Single mother Yi Nan returns to home village on the edge of the Sino-Burmese border after a stint working in Shanghai. Arriving back in this very traditional community, tucked away in the most distant and mountainous areas of the country, she tries to reconnect with her young daughter who was being raised in the village by Yi Nan’s increasingly frail father. While the relationship with her daughter is fraught, Yi Nan also struggles to fit back into rural life where the modern world outside is slowly creeping into the Dai people’s everyday life.

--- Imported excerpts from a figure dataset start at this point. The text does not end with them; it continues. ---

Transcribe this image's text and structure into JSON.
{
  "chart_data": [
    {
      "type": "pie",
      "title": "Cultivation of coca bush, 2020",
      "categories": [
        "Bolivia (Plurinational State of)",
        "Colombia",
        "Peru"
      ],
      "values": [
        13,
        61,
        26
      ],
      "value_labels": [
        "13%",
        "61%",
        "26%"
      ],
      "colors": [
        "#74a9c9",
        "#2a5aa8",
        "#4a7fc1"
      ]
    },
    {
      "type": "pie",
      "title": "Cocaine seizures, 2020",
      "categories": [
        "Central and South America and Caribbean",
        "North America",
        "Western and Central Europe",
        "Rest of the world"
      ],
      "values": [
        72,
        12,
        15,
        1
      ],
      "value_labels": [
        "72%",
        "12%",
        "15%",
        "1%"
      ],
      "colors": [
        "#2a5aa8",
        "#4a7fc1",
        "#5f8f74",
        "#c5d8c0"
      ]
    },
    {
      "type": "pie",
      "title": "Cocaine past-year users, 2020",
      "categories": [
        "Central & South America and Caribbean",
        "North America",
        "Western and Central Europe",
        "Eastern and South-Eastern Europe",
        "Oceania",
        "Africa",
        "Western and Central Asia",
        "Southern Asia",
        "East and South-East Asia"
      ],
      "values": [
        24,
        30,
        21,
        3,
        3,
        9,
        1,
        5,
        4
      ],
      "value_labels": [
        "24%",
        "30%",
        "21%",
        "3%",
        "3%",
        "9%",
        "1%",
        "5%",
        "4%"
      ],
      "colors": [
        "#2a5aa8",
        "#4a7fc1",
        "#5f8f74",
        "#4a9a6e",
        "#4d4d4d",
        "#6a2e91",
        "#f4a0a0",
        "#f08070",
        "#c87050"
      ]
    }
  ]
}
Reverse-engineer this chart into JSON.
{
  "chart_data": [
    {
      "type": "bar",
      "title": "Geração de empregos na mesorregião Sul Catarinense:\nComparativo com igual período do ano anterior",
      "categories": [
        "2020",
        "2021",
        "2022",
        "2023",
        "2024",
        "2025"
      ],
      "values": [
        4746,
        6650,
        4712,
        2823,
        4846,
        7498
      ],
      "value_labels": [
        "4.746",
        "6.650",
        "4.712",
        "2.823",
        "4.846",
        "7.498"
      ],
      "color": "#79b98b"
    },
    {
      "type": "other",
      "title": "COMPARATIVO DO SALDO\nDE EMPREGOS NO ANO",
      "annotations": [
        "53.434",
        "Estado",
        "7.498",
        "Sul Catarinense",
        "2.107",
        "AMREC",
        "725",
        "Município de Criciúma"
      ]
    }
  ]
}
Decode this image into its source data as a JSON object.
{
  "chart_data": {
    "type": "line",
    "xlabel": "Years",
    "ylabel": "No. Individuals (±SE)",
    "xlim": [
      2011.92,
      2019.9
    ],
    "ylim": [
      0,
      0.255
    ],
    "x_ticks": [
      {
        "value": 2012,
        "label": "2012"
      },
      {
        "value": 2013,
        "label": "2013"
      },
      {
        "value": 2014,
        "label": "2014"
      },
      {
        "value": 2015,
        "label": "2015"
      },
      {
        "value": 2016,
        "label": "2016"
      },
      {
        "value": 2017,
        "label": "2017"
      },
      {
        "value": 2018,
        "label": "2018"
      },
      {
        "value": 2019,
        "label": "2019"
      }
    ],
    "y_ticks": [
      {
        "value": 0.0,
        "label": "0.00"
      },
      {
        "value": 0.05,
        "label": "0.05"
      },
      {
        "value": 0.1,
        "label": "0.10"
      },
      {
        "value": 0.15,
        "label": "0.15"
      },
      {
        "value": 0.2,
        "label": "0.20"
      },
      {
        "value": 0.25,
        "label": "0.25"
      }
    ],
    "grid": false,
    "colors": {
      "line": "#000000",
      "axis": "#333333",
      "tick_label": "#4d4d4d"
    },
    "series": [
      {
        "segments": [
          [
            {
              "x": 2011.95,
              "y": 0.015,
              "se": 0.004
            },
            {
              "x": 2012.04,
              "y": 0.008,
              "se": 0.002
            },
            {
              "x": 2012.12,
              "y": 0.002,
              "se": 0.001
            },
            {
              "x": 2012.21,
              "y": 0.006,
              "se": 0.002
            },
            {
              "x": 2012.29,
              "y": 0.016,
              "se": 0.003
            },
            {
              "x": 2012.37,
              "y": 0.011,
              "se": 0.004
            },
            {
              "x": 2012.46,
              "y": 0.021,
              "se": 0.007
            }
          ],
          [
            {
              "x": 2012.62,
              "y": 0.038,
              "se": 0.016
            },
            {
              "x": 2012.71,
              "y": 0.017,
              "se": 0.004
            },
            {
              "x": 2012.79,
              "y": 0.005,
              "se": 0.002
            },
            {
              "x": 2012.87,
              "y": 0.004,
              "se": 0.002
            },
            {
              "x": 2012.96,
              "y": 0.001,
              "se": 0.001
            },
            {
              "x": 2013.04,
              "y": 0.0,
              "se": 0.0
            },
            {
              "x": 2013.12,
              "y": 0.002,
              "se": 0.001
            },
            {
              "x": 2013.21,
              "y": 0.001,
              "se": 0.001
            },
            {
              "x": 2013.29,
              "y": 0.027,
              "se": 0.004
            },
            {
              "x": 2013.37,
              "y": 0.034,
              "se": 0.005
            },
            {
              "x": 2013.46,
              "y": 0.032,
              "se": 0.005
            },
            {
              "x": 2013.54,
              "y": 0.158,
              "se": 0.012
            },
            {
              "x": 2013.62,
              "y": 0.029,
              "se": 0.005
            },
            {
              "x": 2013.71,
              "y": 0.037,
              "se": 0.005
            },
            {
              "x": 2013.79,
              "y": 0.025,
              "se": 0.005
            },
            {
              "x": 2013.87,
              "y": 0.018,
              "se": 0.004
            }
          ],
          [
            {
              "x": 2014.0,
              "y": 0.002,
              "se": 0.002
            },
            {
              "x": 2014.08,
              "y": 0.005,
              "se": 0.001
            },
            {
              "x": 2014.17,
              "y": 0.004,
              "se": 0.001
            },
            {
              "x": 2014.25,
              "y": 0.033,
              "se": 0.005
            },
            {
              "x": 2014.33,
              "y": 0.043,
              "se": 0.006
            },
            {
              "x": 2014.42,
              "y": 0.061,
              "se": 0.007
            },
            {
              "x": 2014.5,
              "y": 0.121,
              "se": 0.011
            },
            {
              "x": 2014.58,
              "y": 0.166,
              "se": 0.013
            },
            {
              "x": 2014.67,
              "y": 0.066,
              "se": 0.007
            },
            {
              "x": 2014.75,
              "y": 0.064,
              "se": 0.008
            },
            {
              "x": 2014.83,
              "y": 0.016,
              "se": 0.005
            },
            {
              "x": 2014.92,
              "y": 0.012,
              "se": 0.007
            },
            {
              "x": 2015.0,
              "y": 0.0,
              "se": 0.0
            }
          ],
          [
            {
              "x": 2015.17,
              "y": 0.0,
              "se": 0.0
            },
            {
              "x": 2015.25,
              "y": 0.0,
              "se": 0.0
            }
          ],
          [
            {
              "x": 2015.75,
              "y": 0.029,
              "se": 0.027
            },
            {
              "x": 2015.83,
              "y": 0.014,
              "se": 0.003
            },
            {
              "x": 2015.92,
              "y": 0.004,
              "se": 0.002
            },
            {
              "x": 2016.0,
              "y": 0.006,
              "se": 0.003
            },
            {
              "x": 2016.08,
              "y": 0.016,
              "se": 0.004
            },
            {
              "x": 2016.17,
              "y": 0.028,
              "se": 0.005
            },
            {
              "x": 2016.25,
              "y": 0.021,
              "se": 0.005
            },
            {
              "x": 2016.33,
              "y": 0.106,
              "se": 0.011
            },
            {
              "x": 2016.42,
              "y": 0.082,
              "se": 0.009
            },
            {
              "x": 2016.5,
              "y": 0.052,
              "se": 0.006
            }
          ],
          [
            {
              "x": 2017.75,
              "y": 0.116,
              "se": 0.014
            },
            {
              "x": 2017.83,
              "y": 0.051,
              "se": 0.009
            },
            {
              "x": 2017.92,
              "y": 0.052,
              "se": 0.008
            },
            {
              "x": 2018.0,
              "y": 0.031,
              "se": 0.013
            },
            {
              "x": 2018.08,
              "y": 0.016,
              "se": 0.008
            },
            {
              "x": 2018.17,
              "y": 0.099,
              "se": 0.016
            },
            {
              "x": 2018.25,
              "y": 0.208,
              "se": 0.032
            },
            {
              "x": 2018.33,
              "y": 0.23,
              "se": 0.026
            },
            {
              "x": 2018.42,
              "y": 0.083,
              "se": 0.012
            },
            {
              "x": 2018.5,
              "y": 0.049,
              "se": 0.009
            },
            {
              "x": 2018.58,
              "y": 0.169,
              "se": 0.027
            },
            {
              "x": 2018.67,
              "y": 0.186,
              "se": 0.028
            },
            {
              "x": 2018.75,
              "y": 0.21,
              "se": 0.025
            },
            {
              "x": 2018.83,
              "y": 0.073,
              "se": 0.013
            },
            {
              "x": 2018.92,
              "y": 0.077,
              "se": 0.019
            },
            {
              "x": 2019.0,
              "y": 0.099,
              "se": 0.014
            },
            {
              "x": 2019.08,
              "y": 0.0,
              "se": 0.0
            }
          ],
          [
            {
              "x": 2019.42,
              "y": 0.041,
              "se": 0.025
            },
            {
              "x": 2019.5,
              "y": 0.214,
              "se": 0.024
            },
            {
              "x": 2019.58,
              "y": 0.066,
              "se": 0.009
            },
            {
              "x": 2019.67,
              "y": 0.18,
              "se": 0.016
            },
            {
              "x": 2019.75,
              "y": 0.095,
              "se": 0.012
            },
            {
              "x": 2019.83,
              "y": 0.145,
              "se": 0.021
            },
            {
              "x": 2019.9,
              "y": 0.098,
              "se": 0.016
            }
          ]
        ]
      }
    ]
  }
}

‘The Taste Of Rice Flower’ uses a theme that is increasingly common in Chinese cinema as it mirrors the great diaspora of the young and educated to the big cities that is seen throughout the country. As if the emphasise this, director Peng Fei also mirrors that awkward connection between the two environments in the mother and daughter relationship that takes centre stage in his second film. Yet neither strand is especially involving and ‘The Taste of Rice Flower’ manages to create the same kind of uncomfortable atmosphere between viewer and story that the two main characters experience. This might be some ingenious technique of helping us to understand the central theme vicariously, but in so doing it makes the duration a harder slog than it should have been.
While the episodic narrative fails to engage, the short vignettes of the Dai culture and the stunning cinematography make ‘The Taste of Rice Flower’ a more bearable experience. However, this is the classic example of arthouse cinema getting a free pass. Instead of saying much about anything, imply that the whole thing is enigmatic, show that it understands those fabled ‘rules of cinema’ and await the critical adoration. The acclaim has indeed followed, but to this bottom-feeder level reviewer there’s nothing worthy of attention here.